When Adam first arrived in the U.S. in 1979 as a Korean adoptee, his childhood quickly turned into a nightmare. He and his biological sister were adopted by the Wright family in Michigan, where he suffered physical, emotional and sexual abuse. In 1986, the Wrights relinquished their parental rights to Child Services without completing Adam’s naturalization paperwork. As wards of the state, Adam and his sister became separated from each other. After living in a group home for a year, Adam was formally adopted by Thomas and Dolly-Jean Crapser in Oregon.
The Crapsers, along with their biological sons, subjected Adam and seven other foster children to years of heinous abuse and torture. In an interview with Gazillion Strong, Adam revealed that he would get choked, beaten or burnt on a daily basis during the five years he lived with his abusive adoptive family. In 1991, the Crapsers were arrested and convicted of multiple counts of child abuse, child sexual abuse and child rape.
Adam, now a husband and father of three children, faces possible deportation because both sets of adoptive parents failed to complete his naturalization process and refused to provide him with his adoption papers, according to the blog Reappropriate. As an undocumented American, Adam has struggled to attend school or find work for most of his adult life. If deported, he will be sent to a country where he does not even speak the language. [KoreAm Journal]
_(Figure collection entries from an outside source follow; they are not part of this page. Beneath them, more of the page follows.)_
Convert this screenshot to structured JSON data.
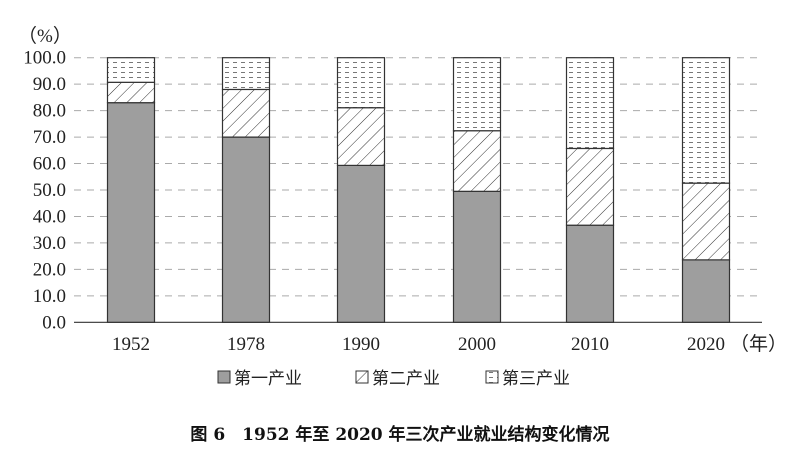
{
  "chart_data": {
    "type": "bar",
    "stacked": true,
    "title": "图 6　1952 年至 2020 年三次产业就业结构变化情况",
    "ylabel": "（%）",
    "xlabel": "（年）",
    "ylim": [
      0,
      100
    ],
    "yticks": [
      "0.0",
      "10.0",
      "20.0",
      "30.0",
      "40.0",
      "50.0",
      "60.0",
      "70.0",
      "80.0",
      "90.0",
      "100.0"
    ],
    "grid": true,
    "legend_position": "bottom",
    "categories": [
      "1952",
      "1978",
      "1990",
      "2000",
      "2010",
      "2020"
    ],
    "series": [
      {
        "name": "第一产业",
        "pattern": "solid-gray",
        "color": "#9e9e9e",
        "values": [
          83.0,
          70.0,
          59.3,
          49.5,
          36.7,
          23.6
        ]
      },
      {
        "name": "第二产业",
        "pattern": "diagonal-hatch",
        "color": "#ffffff",
        "values": [
          7.7,
          18.0,
          21.8,
          22.9,
          29.0,
          29.0
        ]
      },
      {
        "name": "第三产业",
        "pattern": "dashed-dots",
        "color": "#ffffff",
        "values": [
          9.3,
          12.0,
          18.9,
          27.6,
          34.3,
          47.4
        ]
      }
    ]
  }
}
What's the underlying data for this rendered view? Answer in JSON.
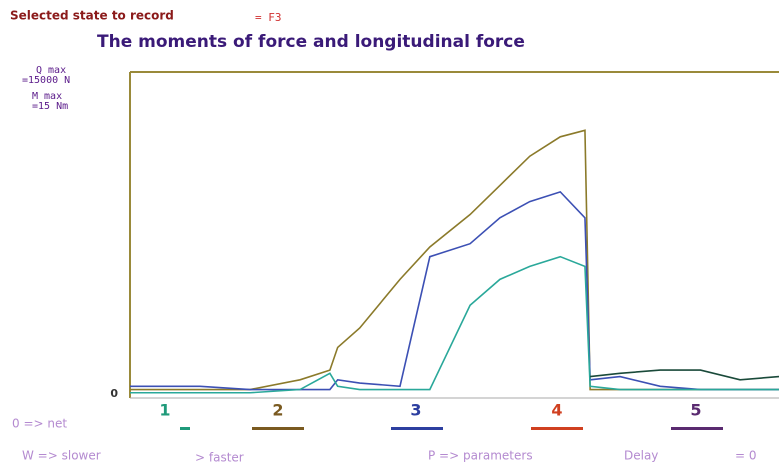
{
  "header": {
    "state_label": "Selected state to record",
    "state_key": "= F3"
  },
  "chart_data": {
    "type": "line",
    "title": "The moments of force and longitudinal force",
    "q_max_label": "Q max",
    "q_max_value": "=15000 N",
    "m_max_label": "M max",
    "m_max_value": "=15 Nm",
    "x": [
      0,
      10.8,
      18.5,
      26.2,
      30.8,
      32.0,
      35.4,
      41.6,
      46.2,
      52.4,
      57.0,
      61.6,
      66.3,
      70.1,
      70.9,
      75.5,
      81.7,
      87.9,
      94.0,
      100
    ],
    "xlim": [
      0,
      100
    ],
    "ylim": [
      0,
      1
    ],
    "yticks": [
      0
    ],
    "series": [
      {
        "color": "#8b7a2a",
        "values": [
          0.02,
          0.02,
          0.02,
          0.05,
          0.08,
          0.15,
          0.21,
          0.36,
          0.46,
          0.56,
          0.65,
          0.74,
          0.8,
          0.82,
          0.02,
          0.02,
          0.02,
          0.02,
          0.02,
          0.02
        ]
      },
      {
        "color": "#3c50b4",
        "values": [
          0.03,
          0.03,
          0.02,
          0.02,
          0.02,
          0.05,
          0.04,
          0.03,
          0.43,
          0.47,
          0.55,
          0.6,
          0.63,
          0.55,
          0.05,
          0.06,
          0.03,
          0.02,
          0.02,
          0.02
        ]
      },
      {
        "color": "#2aa89a",
        "values": [
          0.01,
          0.01,
          0.01,
          0.02,
          0.07,
          0.03,
          0.02,
          0.02,
          0.02,
          0.28,
          0.36,
          0.4,
          0.43,
          0.4,
          0.03,
          0.02,
          0.02,
          0.02,
          0.02,
          0.02
        ]
      },
      {
        "color": "#1a4a3a",
        "values": [
          null,
          null,
          null,
          null,
          null,
          null,
          null,
          null,
          null,
          null,
          null,
          null,
          null,
          null,
          0.06,
          0.07,
          0.08,
          0.08,
          0.05,
          0.06
        ]
      }
    ],
    "channels": [
      {
        "label": "1",
        "color": "#1f9a7a"
      },
      {
        "label": "2",
        "color": "#7a5a20"
      },
      {
        "label": "3",
        "color": "#2d3fa0"
      },
      {
        "label": "4",
        "color": "#d04020"
      },
      {
        "label": "5",
        "color": "#5a2a70"
      }
    ]
  },
  "footer": {
    "net": "0 => net",
    "slower": "W => slower",
    "faster": "> faster",
    "parameters": "P => parameters",
    "delay": "Delay",
    "delay_value": "= 0"
  }
}
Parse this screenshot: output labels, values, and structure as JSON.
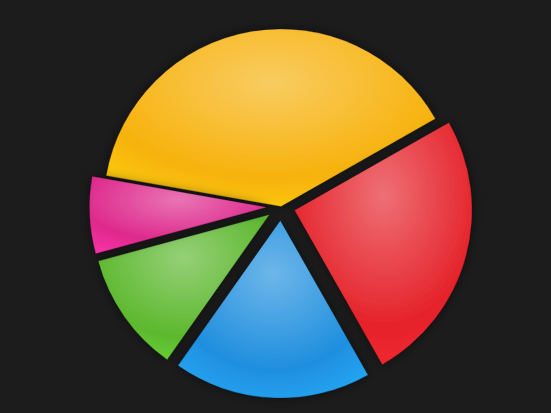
{
  "chart_data": {
    "type": "pie",
    "values": [
      39,
      25,
      18,
      11,
      7
    ],
    "colors": [
      "#f7b20c",
      "#e5232b",
      "#1f8fde",
      "#5cb82e",
      "#de2a8c"
    ],
    "data_labels": false
  }
}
You can read more at the link, but hopefully this gets worked out for Adam Crapser, especially since the US government is to blame for his situation considering they allowed him to be adopted without naturalization paperwork and then not once, but twice put him in abusive homes.
This was a pretty good ploy by this guys to smuggle themselves into the country:
Immigration officers are on the hunt for 77 Indian Hindus who illegally came to Korea in July by disguising themselves as pastors of Christian churches, local media reported Monday.
Eighty two Indians reportedly arrived in Korea early July by falsely claiming that they were church leaders invited to attend the “World Religious Leaders Forum,” which was held in Busan by the International Youth Fellowship (IYF).
“We arrested and deported five of them, who were illegally working for an auto parts factory in Busan,” a spokesman for the Korea Immigration Service said.